Sono da sempre appassionato di musica: nel tempo sono stato travolto dal fascino e dalla magia della Beatbox, letteralmente “scatola delle battute”, con unità di misura del tempo musicale, nata a New York a cavallo fra gli Anni Settanta ed Ottanta, il cui padre è Doug E. Fresh. Prevede l’usanza di riprodurre con la bocca i suoni di cassa, piatti, rullante ed altri, incorporati nelle drum machine. In pratica è diventata il mio primo strumento musicale, quando ho incominciato a riprodurre il suono della batteria. Pioniere della Beatbox è Bobby McFerrin, in Italia tra la fine degli Anni Novanta i grandi maestri sono stati DJ Gruff, Kaos One, ed Ice One.
È una musica improvvisata, dunque?
Sì, dai suoni e ritmi umani, inarrestabili, come l’uso dei denti, della lingua, delle labbra, delle guance, della gola, inventati continuamente, senza uno stile definito, ognuno ha il suo. Quando ho iniziato questa sperimentazione, improntata alla cultura hip hop e rap, sempre alla ricerca di nuove formule, non mi sono mai esibito davanti a un pubblico.
Com’è arrivata la svolta?
Nel 2013 i parenti e gli amici mi hanno iscritto ai provini di X Factor Italia dove, sotto la guida di Morgan, che mi ha trasmesso grinta e tanta voglia di fare, sono entrato a far parte del programma arrivando in semifinale. Ho pubblicato il mio primo album singolo Venerdì e poi mi sono ritirato per un periodo a riflettere e scrivere. In seguito ho consolidato la mia carriera artistica grazie a tour e grandi eventi, partecipazioni a spettacoli teatrali e produzioni televisive.
Hai partecipato anche a esperienze cinematografiche?
Sì, nel 2017 ho cantato e portato la mia musica in Ammore e Malavita, pluripremiato film dei Manetti Bros al Festival del Cinema a Venezia. Nello stesso anno è uscito il mio singolo Goodbye, a cui è seguito nel 2018 Un Sogno Non Mente, brani che hanno aperto la strada alla pubblicazione del mio secondo album. Mio fratello Mirko è stato il regista del video del mio singolo Un altro mondo con la Universal, dove le suggestive ambientazioni sono state offerte dalla natura incontaminata di una Basilicata misteriosa.
E le collaborazioni?
Nel 2016 ho collaborato con Clementino, poi con 99 Posse, Ensi, con Into, Arisa, Into, Reset e Giuliano Sangiorgi dei Negroamaro.
Parlami della straordinaria avventura che hai vissuto come vocalist di Renato Zero nel concerto “Zero il folle”.

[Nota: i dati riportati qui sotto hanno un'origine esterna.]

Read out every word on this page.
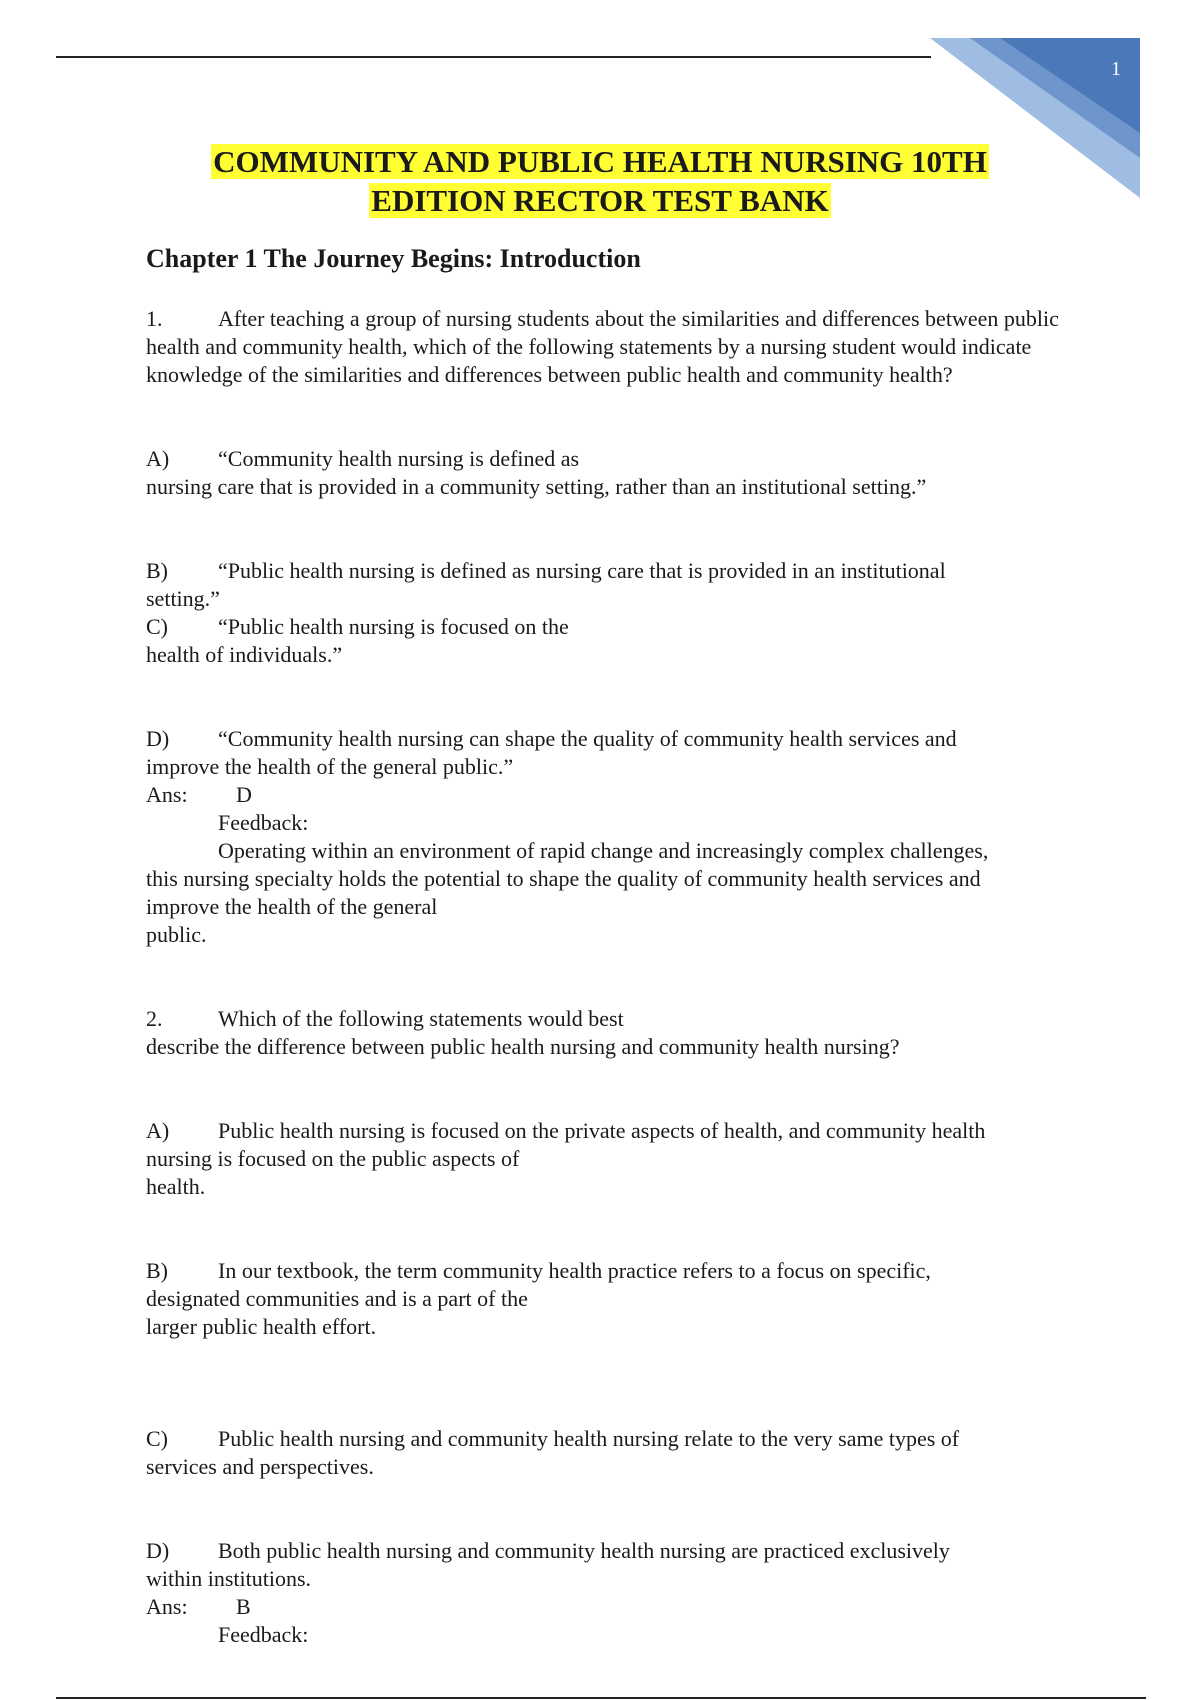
1
COMMUNITY AND PUBLIC HEALTH NURSING 10TH
EDITION RECTOR TEST BANK
Chapter 1 The Journey Begins: Introduction

1.	After teaching a group of nursing students about the similarities and differences between public health and community health, which of the following statements by a nursing student would indicate knowledge of the similarities and differences between public health and community health?

A) “Community health nursing is defined as
nursing care that is provided in a community setting, rather than an institutional setting.”

B) “Public health nursing is defined as nursing care that is provided in an institutional
setting.”

C) “Public health nursing is focused on the
health of individuals.”

D) “Community health nursing can shape the quality of community health services and
improve the health of the general public.”

Ans:	D

Feedback:

Operating within an environment of rapid change and increasingly complex challenges,
this nursing specialty holds the potential to shape the quality of community health services and
improve the health of the general
public.

2.	Which of the following statements would best
describe the difference between public health nursing and community health nursing?

A) Public health nursing is focused on the private aspects of health, and community health
nursing is focused on the public aspects of
health.

B) In our textbook, the term community health practice refers to a focus on specific,
designated communities and is a part of the
larger public health effort.

C) Public health nursing and community health nursing relate to the very same types of
services and perspectives.

D) Both public health nursing and community health nursing are practiced exclusively
within institutions.

Ans:	B

Feedback:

Mario Biondi, ritenuto il Barry White dello Stivale, già spalla di Ray Charles, mi ha proposto di partecipare a questo progetto, ho fatto parte del coro, i provini sono durati trenta giorni per trentatrè concerti. È stata l’esperienza più forte di tutta la mia vita. È davvero incredibile assistere all’opera dell’artista più rivoluzionario di sempre, vivere nel cerchio dell’energia che emana a settanta anni, vederlo ballare, cantare, saltare per due ore e mezza di fila e stupire il pubblico con gli infiniti modi di porsi. È un uomo molto simpatico, che scrive testi di intensa poesia, nel concerto c’erano anche sfumature di pop orecchiabile con qualche sprazzo di jazz.

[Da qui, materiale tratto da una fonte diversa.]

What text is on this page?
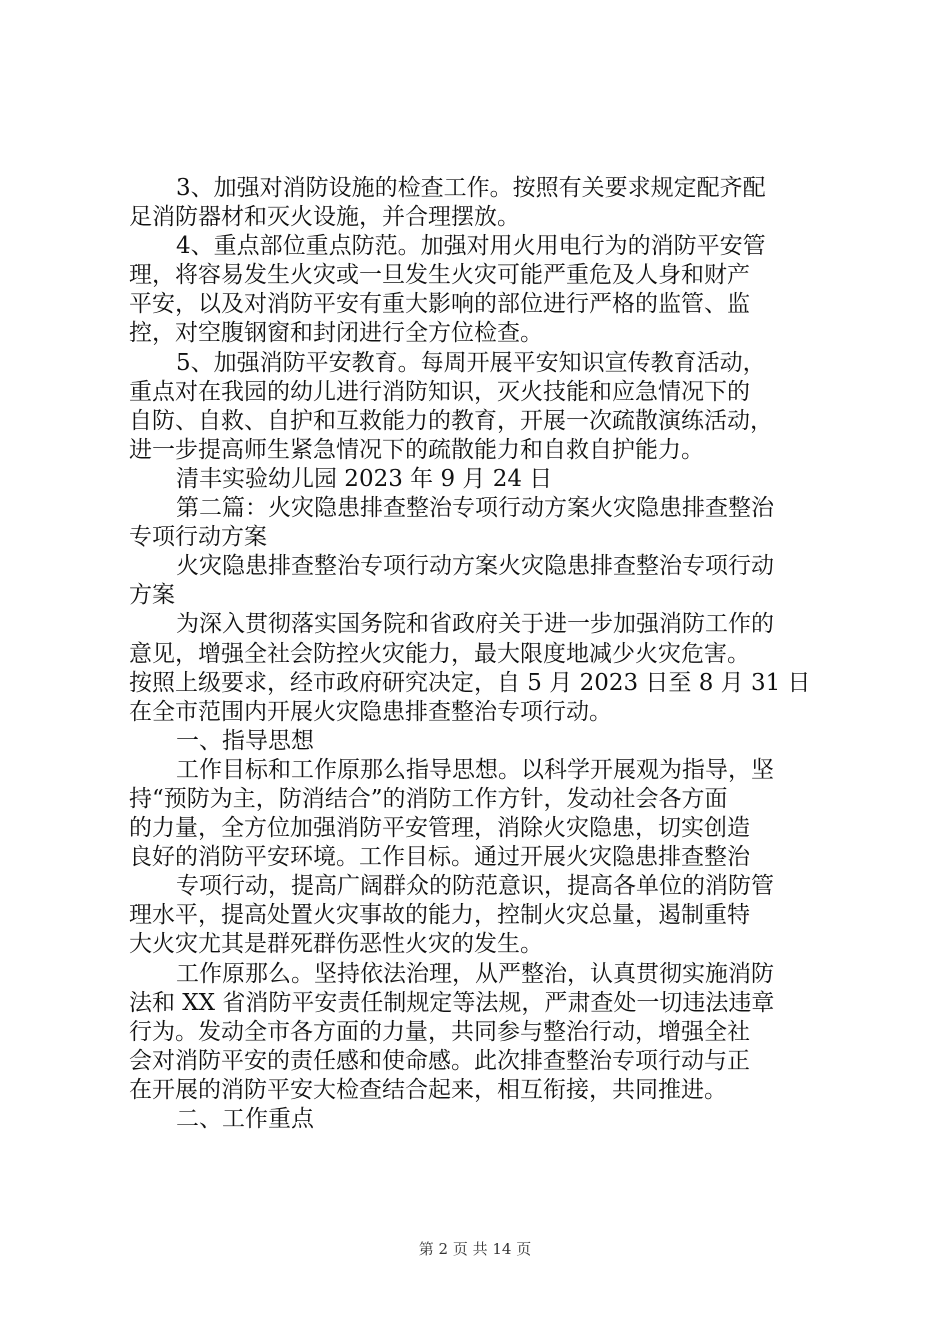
3、加强对消防设施的检查工作。按照有关要求规定配齐配
足消防器材和灭火设施，并合理摆放。
4、重点部位重点防范。加强对用火用电行为的消防平安管
理，将容易发生火灾或一旦发生火灾可能严重危及人身和财产
平安，以及对消防平安有重大影响的部位进行严格的监管、监
控，对空腹钢窗和封闭进行全方位检查。
5、加强消防平安教育。每周开展平安知识宣传教育活动，
重点对在我园的幼儿进行消防知识，灭火技能和应急情况下的
自防、自救、自护和互救能力的教育，开展一次疏散演练活动，
进一步提高师生紧急情况下的疏散能力和自救自护能力。
清丰实验幼儿园 2023 年 9 月 24 日
第二篇：火灾隐患排查整治专项行动方案火灾隐患排查整治
专项行动方案
火灾隐患排查整治专项行动方案火灾隐患排查整治专项行动
方案
为深入贯彻落实国务院和省政府关于进一步加强消防工作的
意见，增强全社会防控火灾能力，最大限度地减少火灾危害。
按照上级要求，经市政府研究决定，自 5 月 2023 日至 8 月 31 日
在全市范围内开展火灾隐患排查整治专项行动。
一、指导思想
工作目标和工作原那么指导思想。以科学开展观为指导，坚
持“预防为主，防消结合”的消防工作方针，发动社会各方面
的力量，全方位加强消防平安管理，消除火灾隐患，切实创造
良好的消防平安环境。工作目标。通过开展火灾隐患排查整治
专项行动，提高广阔群众的防范意识，提高各单位的消防管
理水平，提高处置火灾事故的能力，控制火灾总量，遏制重特
大火灾尤其是群死群伤恶性火灾的发生。
工作原那么。坚持依法治理，从严整治，认真贯彻实施消防
法和 XX 省消防平安责任制规定等法规，严肃查处一切违法违章
行为。发动全市各方面的力量，共同参与整治行动，增强全社
会对消防平安的责任感和使命感。此次排查整治专项行动与正
在开展的消防平安大检查结合起来，相互衔接，共同推进。
二、工作重点
第 2 页 共 14 页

Per arrivare a tali risultati, quanto hai lavorato su te stesso?
Tanto e con tante difficoltà. Lavorare su se stessi prevede il percorrere un sentiero a volte lucente ed in discesa, talvolta buio e pieno di ostacoli ma, se sappiamo accogliere i “momenti no”, le lacrime di oggi cadranno domani sui sorrisi fatti di sogni e di immortalità. I miei brani sono testimonianza di questo faticoso scandaglio nel mondo interiore in continua evoluzione.
Abbraccio virtualmente Andrea e gli auguro di continuare con rinnovato impegno il suo luminoso percorso.